The Return of History

Conflict, Migration, and Geopolitics in the Twenty-First Century

Description

In the 2016 CBC Massey Lectures, former Special Advisor to the UN Secretary-General and international relations specialist Jennifer Welsh delivers a timely, intelligent, and fascinating analysis of twenty-first-century geopolitics.

In 1989, as the Berlin Wall crumbled and the Cold War dissipated, the American political commentator Francis Fukuyama wrote a famous essay, entitled “The End of History,” which argued that the demise of confrontation between Communism and capitalism, and the expansion of Western liberal democracy, signalled the endpoint of humanity’s sociocultural and political evolution, and the path toward a more peaceful world. But a quarter of a century after Fukuyama’s bold prediction, history has returned: arbitrary executions, attempts to annihilate ethnic and religious minorities, the starvation of besieged populations, invasion and annexation of territory, and the mass movement of refugees and displaced persons. It has also witnessed cracks and cleavages within Western liberal democracies as a result of deepening economic inequality.

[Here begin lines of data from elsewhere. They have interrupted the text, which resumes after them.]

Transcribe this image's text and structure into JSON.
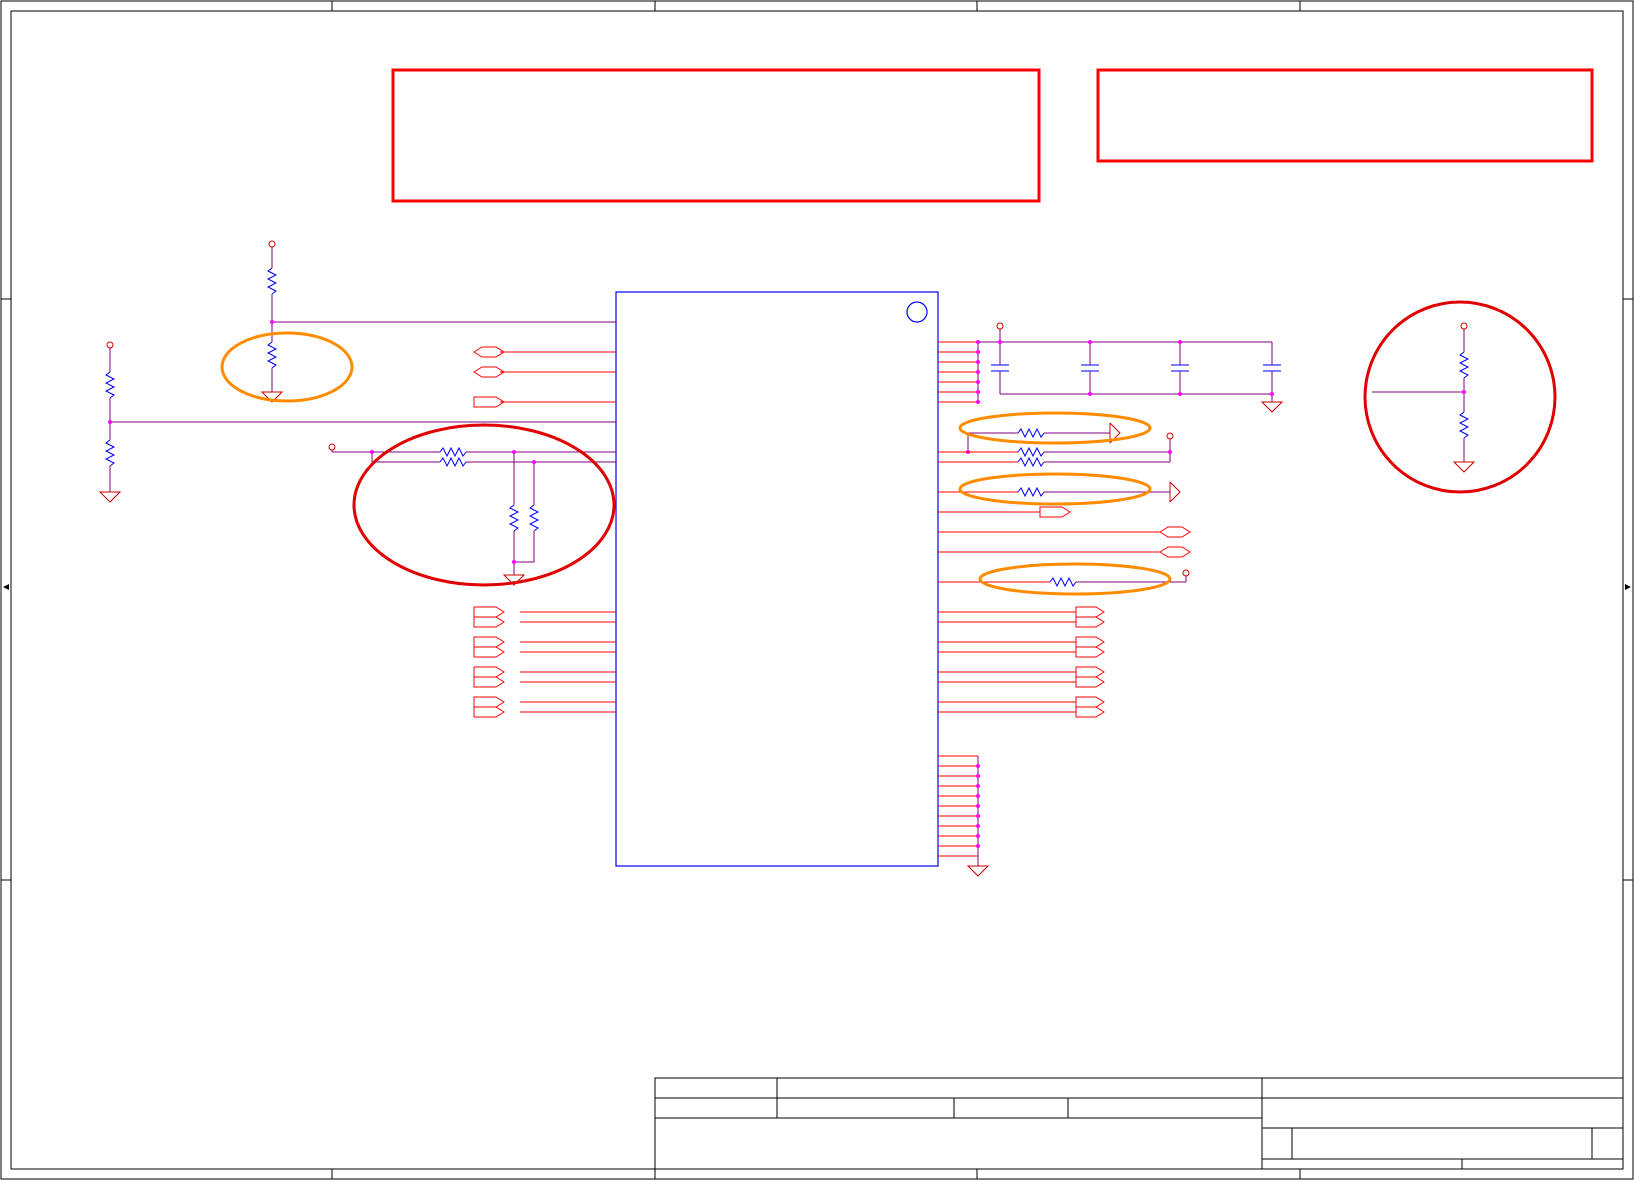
{
  "schematic": {
    "sheet": {
      "border_color": "#000000",
      "frame_color": "#000000"
    },
    "colors": {
      "wire": "#800080",
      "pin": "#ff0000",
      "component": "#0000ff",
      "junction": "#ff00ff",
      "power": "#cc0000",
      "highlight_red": "#ff0000",
      "highlight_orange": "#ff8c00",
      "chip_outline": "#0000ff"
    },
    "annotation_boxes": [
      {
        "name": "note-box-left"
      },
      {
        "name": "note-box-right"
      }
    ],
    "title_block": {
      "rows": 4
    }
  }
}
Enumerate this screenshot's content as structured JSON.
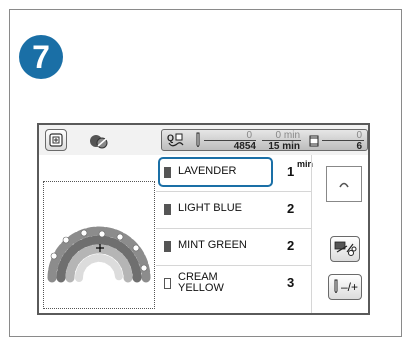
{
  "step": {
    "number": "7"
  },
  "header": {
    "stitch_current": "0",
    "stitch_total": "4854",
    "time_current": "0 min",
    "time_total": "15 min",
    "color_current": "0",
    "color_total": "6"
  },
  "thread_list": {
    "min_label": "min",
    "items": [
      {
        "name": "LAVENDER",
        "count": "1",
        "selected": true,
        "swatch": "#4a4a4a"
      },
      {
        "name": "LIGHT BLUE",
        "count": "2",
        "selected": false,
        "swatch": "#4a4a4a"
      },
      {
        "name": "MINT GREEN",
        "count": "2",
        "selected": false,
        "swatch": "#4a4a4a"
      },
      {
        "name_line1": "CREAM",
        "name_line2": "YELLOW",
        "count": "3",
        "selected": false,
        "swatch": "#ffffff"
      }
    ]
  },
  "buttons": {
    "thread_cut_icon": "scissors-icon",
    "tension_label": "–/+"
  },
  "colors": {
    "accent": "#1a6fa6",
    "badge": "#1a6fa6"
  }
}
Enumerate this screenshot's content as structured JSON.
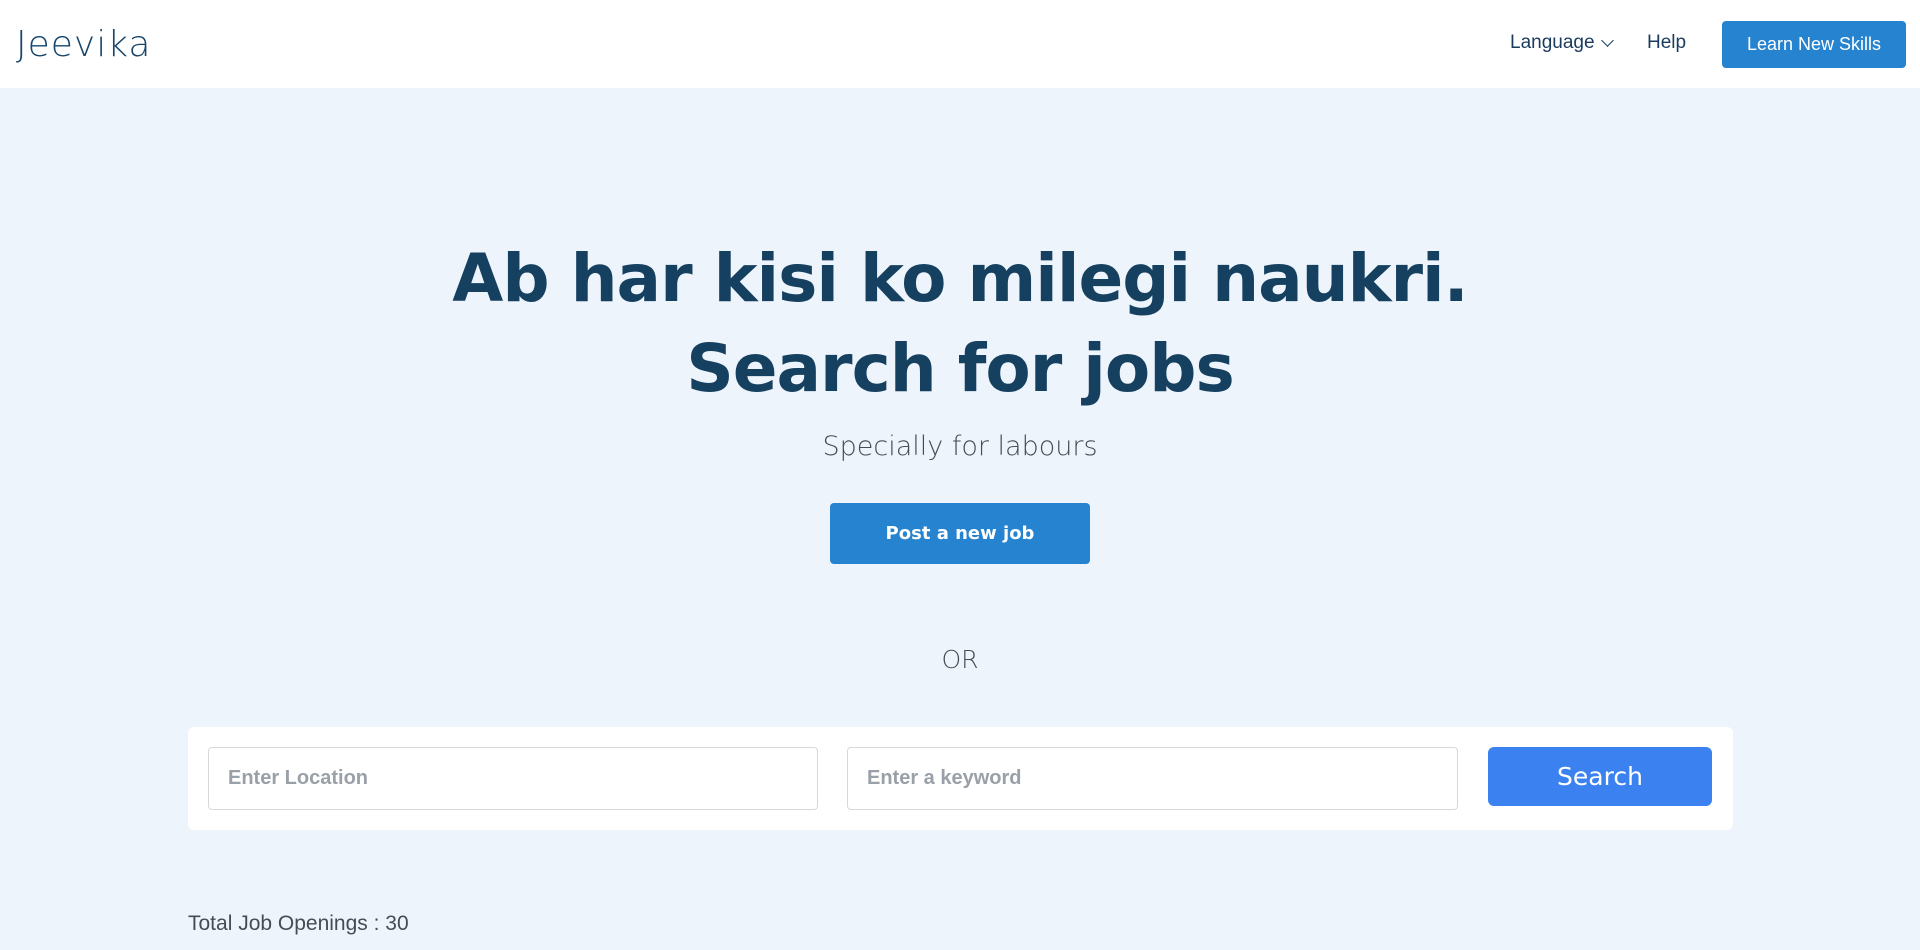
{
  "header": {
    "logo": "Jeevika",
    "language_label": "Language",
    "help_label": "Help",
    "skills_button": "Learn New Skills"
  },
  "hero": {
    "title_line1": "Ab har kisi ko milegi naukri.",
    "title_line2": "Search for jobs",
    "subtitle": "Specially for labours",
    "post_button": "Post a new job",
    "or_text": "OR"
  },
  "search": {
    "location_placeholder": "Enter Location",
    "keyword_placeholder": "Enter a keyword",
    "button_label": "Search"
  },
  "footer": {
    "total_openings": "Total Job Openings : 30"
  },
  "colors": {
    "brand": "#2683cf",
    "search_button": "#3b82f0",
    "heading": "#16405f",
    "background": "#eef4fc"
  },
  "icons": {
    "language_dropdown": "chevron-down-icon"
  }
}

The Return of History argues that our own liberal democratic society was not inevitable, but that we must all, as individual citizens, take a more active role in its preservation and growth.

About the author(s)

JENNIFER WELSH is Professor and Chair in International Relations at the European University Institute in Florence (Italy) and a Fellow of Somerville College, University of Oxford. From 2013 until 2016, she was the Special Adviser to the United Nations Secretary General on the Responsibility to Protect. She co-founded the Oxford Institute for Ethics, Law and Armed Conflict, and has taught international relations at the University of Toronto, McGill University, and the Central European University (Prague). Welsh is the author, co-author, and editor of several books and articles on international relations, the changing character of war, and Canadian foreign policy. She was born and raised in Regina, Saskatchewan, and is of Metis descent. She now lives in Italy, with her husband and two children.

Reviews

Insightful, frighteningly timely, and highly accessible. . . [Welsh] skillfully answers realpolitik questions with a seamless, finely honed argument deserving of broad readership and study.

Welsh’s unusual perspective serves her well and distinguishes this book from other return-of-history jeremiads. Not only is she exceptionally fluent in the debates and histories of political science, but she has a unique understanding of the actual workings and breaking points of the formal international order and its failings.

Welsh offers an engaging and thought-provoking argument.

Welsh mounts a forceful moral argument.